ZAGREB, Feb 17 (Hina) –The Rudjer Boskovic Institute (RBI) has a 58% portion of female researchers, which is why it is above the European Union and global average when it comes to the share of female researchers, the Zagreb-based Institute reported this week when International Day of Women and Girls in Science was observed on 11 February.
This year, the theme for that day was “Investment in Women and Girls in Science for Inclusive Green Growth”.
“At present, less than 30 per cent of researchers worldwide are women. According to UNESCO data (2014 – 2016), only around 30 per cent of all female students select STEM-related fields in higher education. Globally, female students’ enrolment is particularly low in ICT (3 per cent), natural science, mathematics and statistics (5 per cent) and in engineering, manufacturing and construction (8 per cent),” according to the information available on the United Nations’ website.
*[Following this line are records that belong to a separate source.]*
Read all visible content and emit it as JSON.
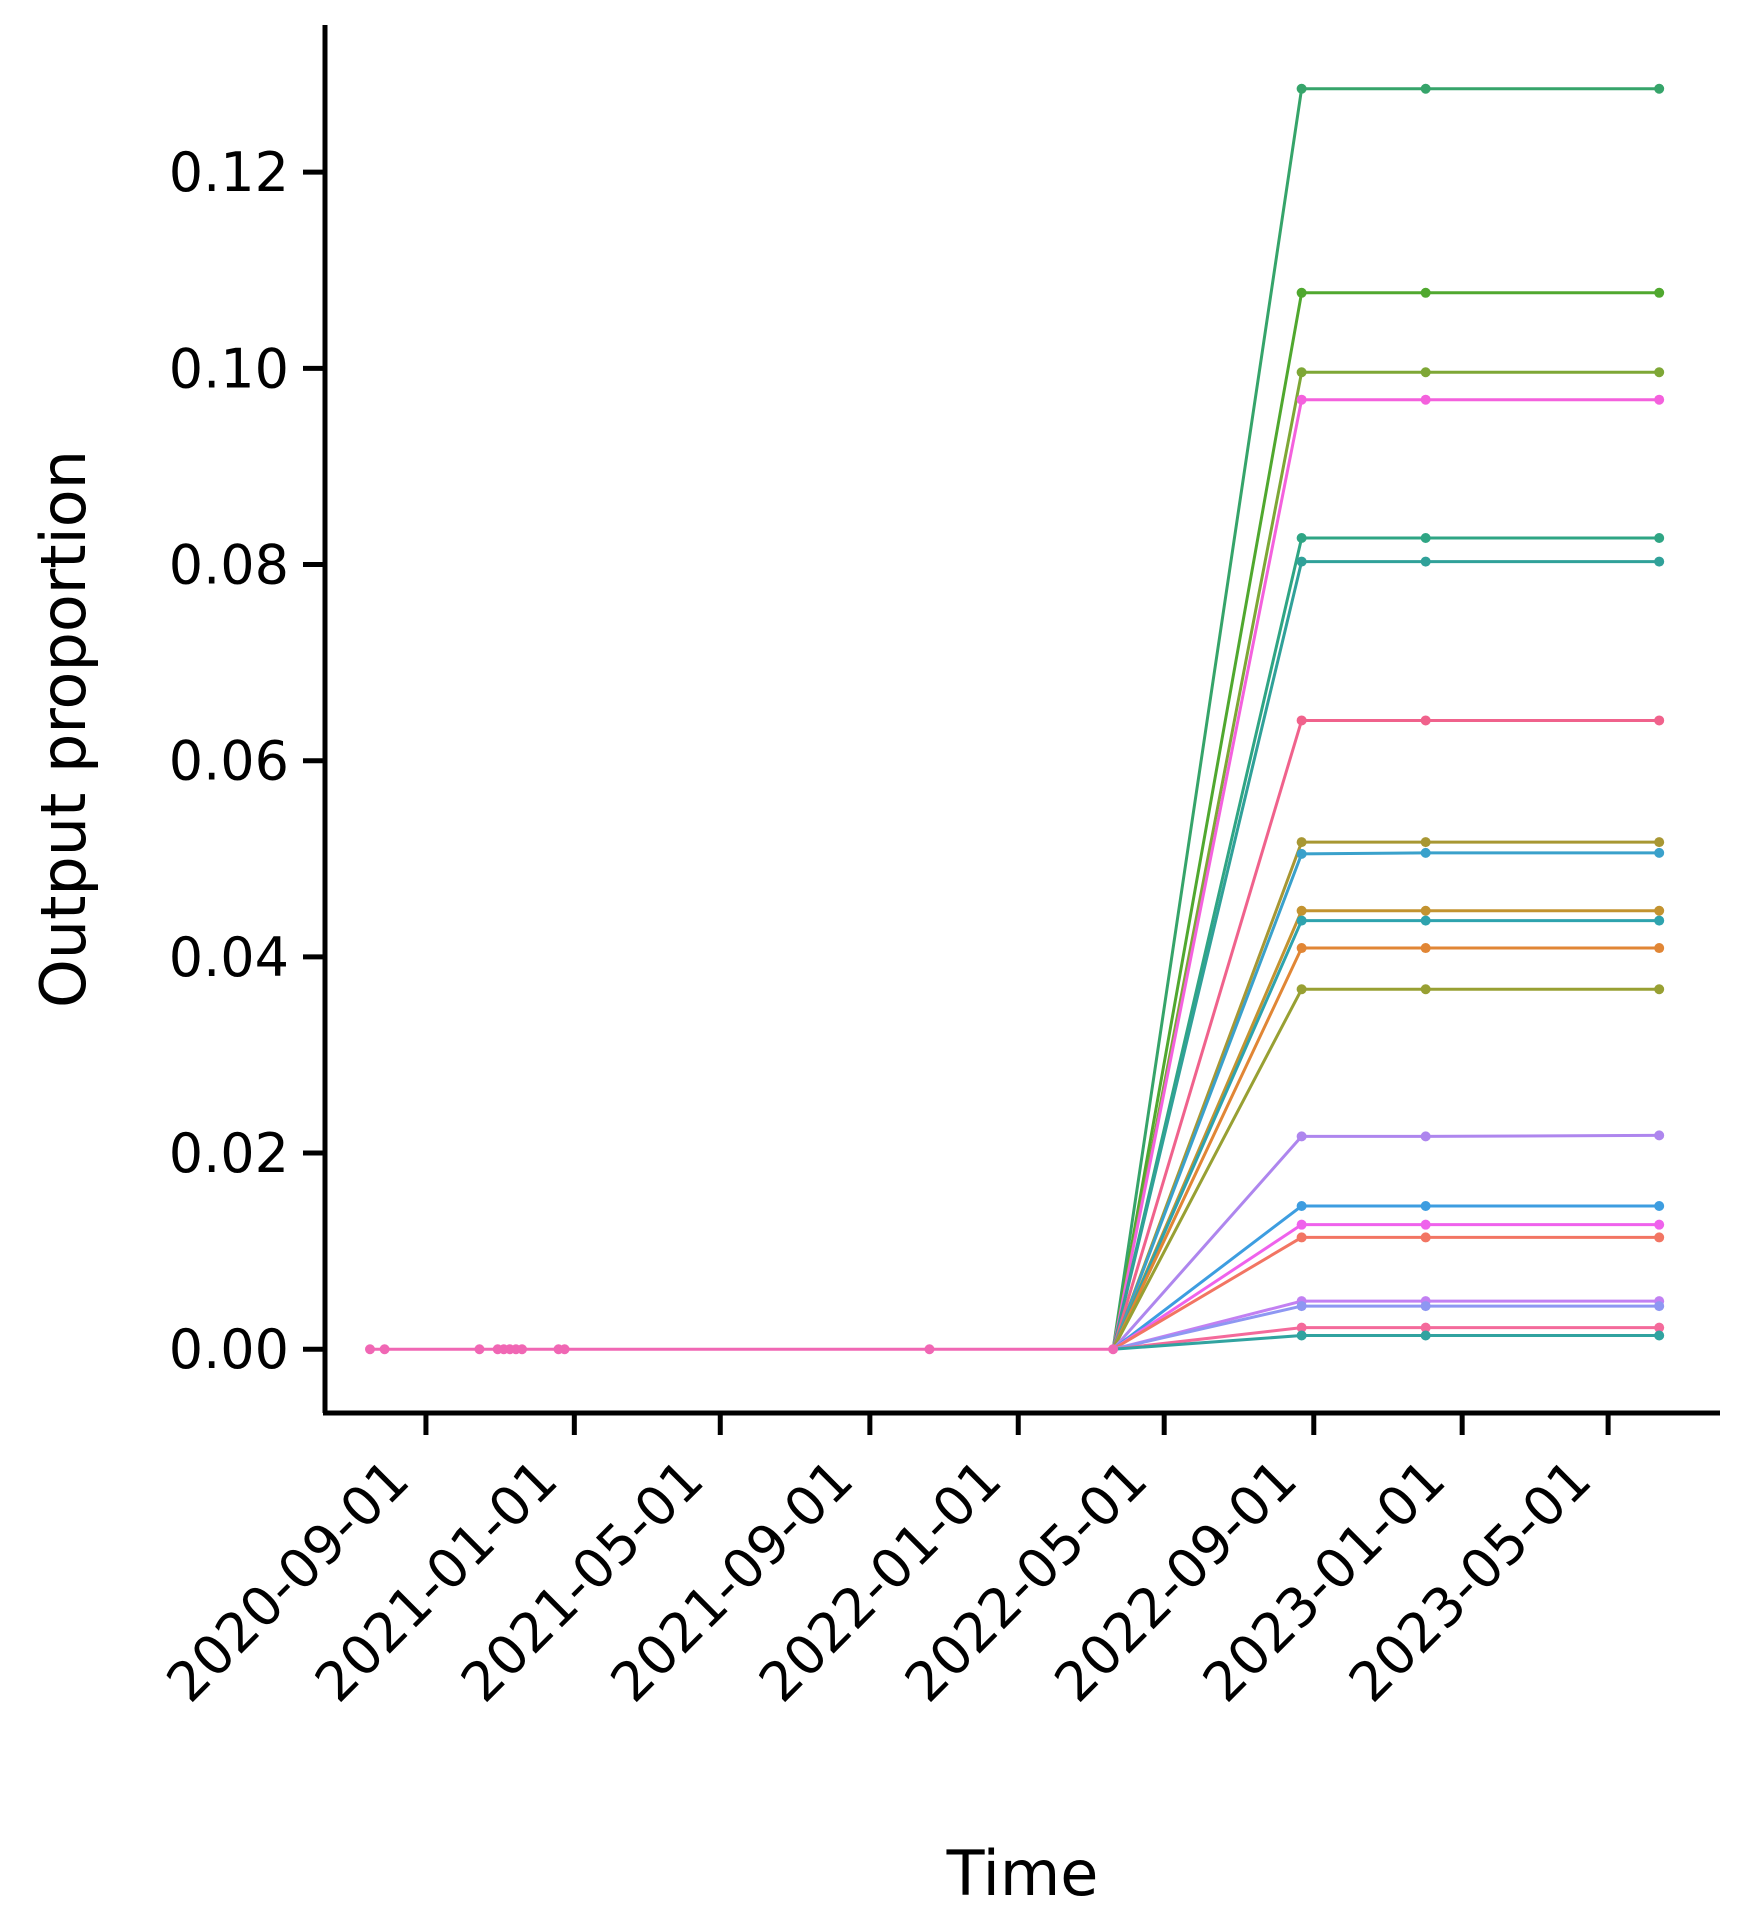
{
  "chart_data": {
    "type": "line",
    "title": "",
    "xlabel": "Time",
    "ylabel": "Output proportion",
    "x_axis": {
      "type": "date",
      "ticks": [
        "2020-09-01",
        "2021-01-01",
        "2021-05-01",
        "2021-09-01",
        "2022-01-01",
        "2022-05-01",
        "2022-09-01",
        "2023-01-01",
        "2023-05-01"
      ],
      "range": [
        "2020-06-10",
        "2023-08-01"
      ]
    },
    "y_axis": {
      "ticks": [
        0.0,
        0.02,
        0.04,
        0.06,
        0.08,
        0.1,
        0.12
      ],
      "tick_labels": [
        "0.00",
        "0.02",
        "0.04",
        "0.06",
        "0.08",
        "0.10",
        "0.12"
      ],
      "range": [
        -0.0065,
        0.135
      ]
    },
    "grid": false,
    "legend": "none",
    "marker": "circle",
    "zero_points": [
      "2020-07-17",
      "2020-07-29",
      "2020-10-15",
      "2020-10-30",
      "2020-11-04",
      "2020-11-09",
      "2020-11-14",
      "2020-11-19",
      "2020-12-19",
      "2020-12-24",
      "2021-10-20",
      "2022-03-20"
    ],
    "late_x": [
      "2022-08-22",
      "2022-12-02",
      "2023-06-12"
    ],
    "series": [
      {
        "color": "#36a46a",
        "values": [
          0.1285,
          0.1285,
          0.1285
        ]
      },
      {
        "color": "#50a82f",
        "values": [
          0.1077,
          0.1077,
          0.1077
        ]
      },
      {
        "color": "#7ea736",
        "values": [
          0.0996,
          0.0996,
          0.0996
        ]
      },
      {
        "color": "#f461dd",
        "values": [
          0.0968,
          0.0968,
          0.0968
        ]
      },
      {
        "color": "#2fa584",
        "values": [
          0.0827,
          0.0827,
          0.0827
        ]
      },
      {
        "color": "#30a199",
        "values": [
          0.0803,
          0.0803,
          0.0803
        ]
      },
      {
        "color": "#f0628c",
        "values": [
          0.0641,
          0.0641,
          0.0641
        ]
      },
      {
        "color": "#a89733",
        "values": [
          0.0517,
          0.0517,
          0.0517
        ]
      },
      {
        "color": "#3aa1cb",
        "values": [
          0.0505,
          0.0506,
          0.0506
        ]
      },
      {
        "color": "#c39330",
        "values": [
          0.0447,
          0.0447,
          0.0447
        ]
      },
      {
        "color": "#2ea3ae",
        "values": [
          0.0437,
          0.0437,
          0.0437
        ]
      },
      {
        "color": "#e18635",
        "values": [
          0.0409,
          0.0409,
          0.0409
        ]
      },
      {
        "color": "#98a033",
        "values": [
          0.0367,
          0.0367,
          0.0367
        ]
      },
      {
        "color": "#ae86ee",
        "values": [
          0.0217,
          0.0217,
          0.0218
        ]
      },
      {
        "color": "#3d9de0",
        "values": [
          0.0146,
          0.0146,
          0.0146
        ]
      },
      {
        "color": "#ef62ec",
        "values": [
          0.0127,
          0.0127,
          0.0127
        ]
      },
      {
        "color": "#f27563",
        "values": [
          0.0114,
          0.0114,
          0.0114
        ]
      },
      {
        "color": "#c280f2",
        "values": [
          0.0049,
          0.0049,
          0.0049
        ]
      },
      {
        "color": "#8e97f2",
        "values": [
          0.0044,
          0.0044,
          0.0044
        ]
      },
      {
        "color": "#f46a9b",
        "values": [
          0.0022,
          0.0022,
          0.0022
        ]
      },
      {
        "color": "#31a3a0",
        "values": [
          0.0014,
          0.0014,
          0.0014
        ]
      }
    ],
    "zero_line_color": "#f067b4"
  }
}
“Science and gender equality are both vital for the achievement of the internationally agreed development goals, including the 2030 Agenda for Sustainable Development. Over the past 15 years, the global community has made a lot of effort in inspiring and engaging women and girls in science. Yet women and girls continue to be excluded from participating fully in science”
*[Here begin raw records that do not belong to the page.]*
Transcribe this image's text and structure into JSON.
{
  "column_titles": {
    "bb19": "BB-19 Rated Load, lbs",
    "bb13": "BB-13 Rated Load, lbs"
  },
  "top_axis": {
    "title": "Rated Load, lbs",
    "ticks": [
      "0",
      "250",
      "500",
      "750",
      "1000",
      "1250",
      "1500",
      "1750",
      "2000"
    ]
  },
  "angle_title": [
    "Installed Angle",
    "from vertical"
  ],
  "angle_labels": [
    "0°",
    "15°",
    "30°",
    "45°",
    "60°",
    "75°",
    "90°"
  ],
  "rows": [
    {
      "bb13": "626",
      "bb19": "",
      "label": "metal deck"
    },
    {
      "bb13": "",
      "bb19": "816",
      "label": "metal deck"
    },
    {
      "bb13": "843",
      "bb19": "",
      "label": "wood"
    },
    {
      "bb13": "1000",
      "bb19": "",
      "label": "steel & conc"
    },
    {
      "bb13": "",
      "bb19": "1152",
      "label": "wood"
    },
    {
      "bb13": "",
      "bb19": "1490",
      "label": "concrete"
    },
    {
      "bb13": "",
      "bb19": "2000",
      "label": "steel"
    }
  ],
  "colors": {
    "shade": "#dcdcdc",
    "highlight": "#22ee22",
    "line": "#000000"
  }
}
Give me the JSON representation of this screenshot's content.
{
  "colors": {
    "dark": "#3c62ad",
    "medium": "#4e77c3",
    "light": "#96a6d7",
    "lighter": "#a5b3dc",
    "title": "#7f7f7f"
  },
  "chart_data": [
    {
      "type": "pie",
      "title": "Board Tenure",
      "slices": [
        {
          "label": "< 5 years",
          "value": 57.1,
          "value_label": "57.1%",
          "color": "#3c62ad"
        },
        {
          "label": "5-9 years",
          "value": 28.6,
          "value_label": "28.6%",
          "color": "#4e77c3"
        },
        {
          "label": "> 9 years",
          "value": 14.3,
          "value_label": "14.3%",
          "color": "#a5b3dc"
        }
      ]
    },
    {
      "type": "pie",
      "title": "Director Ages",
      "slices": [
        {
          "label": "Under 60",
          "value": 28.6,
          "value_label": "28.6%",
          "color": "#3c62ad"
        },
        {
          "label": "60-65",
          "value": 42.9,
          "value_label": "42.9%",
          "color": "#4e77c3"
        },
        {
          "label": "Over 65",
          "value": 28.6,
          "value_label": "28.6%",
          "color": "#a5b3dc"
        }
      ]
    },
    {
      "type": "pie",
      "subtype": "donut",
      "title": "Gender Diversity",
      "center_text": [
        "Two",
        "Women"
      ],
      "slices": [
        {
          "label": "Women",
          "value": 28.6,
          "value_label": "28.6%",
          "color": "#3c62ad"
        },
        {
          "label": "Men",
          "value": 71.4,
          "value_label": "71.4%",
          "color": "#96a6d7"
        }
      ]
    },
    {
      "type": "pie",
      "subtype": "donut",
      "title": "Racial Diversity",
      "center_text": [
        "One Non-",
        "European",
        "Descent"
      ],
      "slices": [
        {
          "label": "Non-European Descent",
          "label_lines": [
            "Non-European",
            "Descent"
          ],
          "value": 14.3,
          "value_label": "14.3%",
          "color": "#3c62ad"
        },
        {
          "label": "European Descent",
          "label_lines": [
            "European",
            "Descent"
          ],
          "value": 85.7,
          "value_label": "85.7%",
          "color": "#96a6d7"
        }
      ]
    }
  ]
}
The main Croatian science institute says that it has a total of 880 employees, and of them 427 have PhD degrees, including 246 women (58%). Also, there are a total of 11 heads of departments and four are women (36%), and when it comes to the heads of laboratories, gender equality is balanced (50% to 50%).
Of the three assistant directors of the RBI institute, two are women.
The European Union’s statistical office Eurostat provided data for 2017 about gender equality in science and in that year, 59% of researchers and engineers in the EU were men and 41% were women.
In Croatia, according to the Eurostat figures, the share of women in the science and research field is 48%.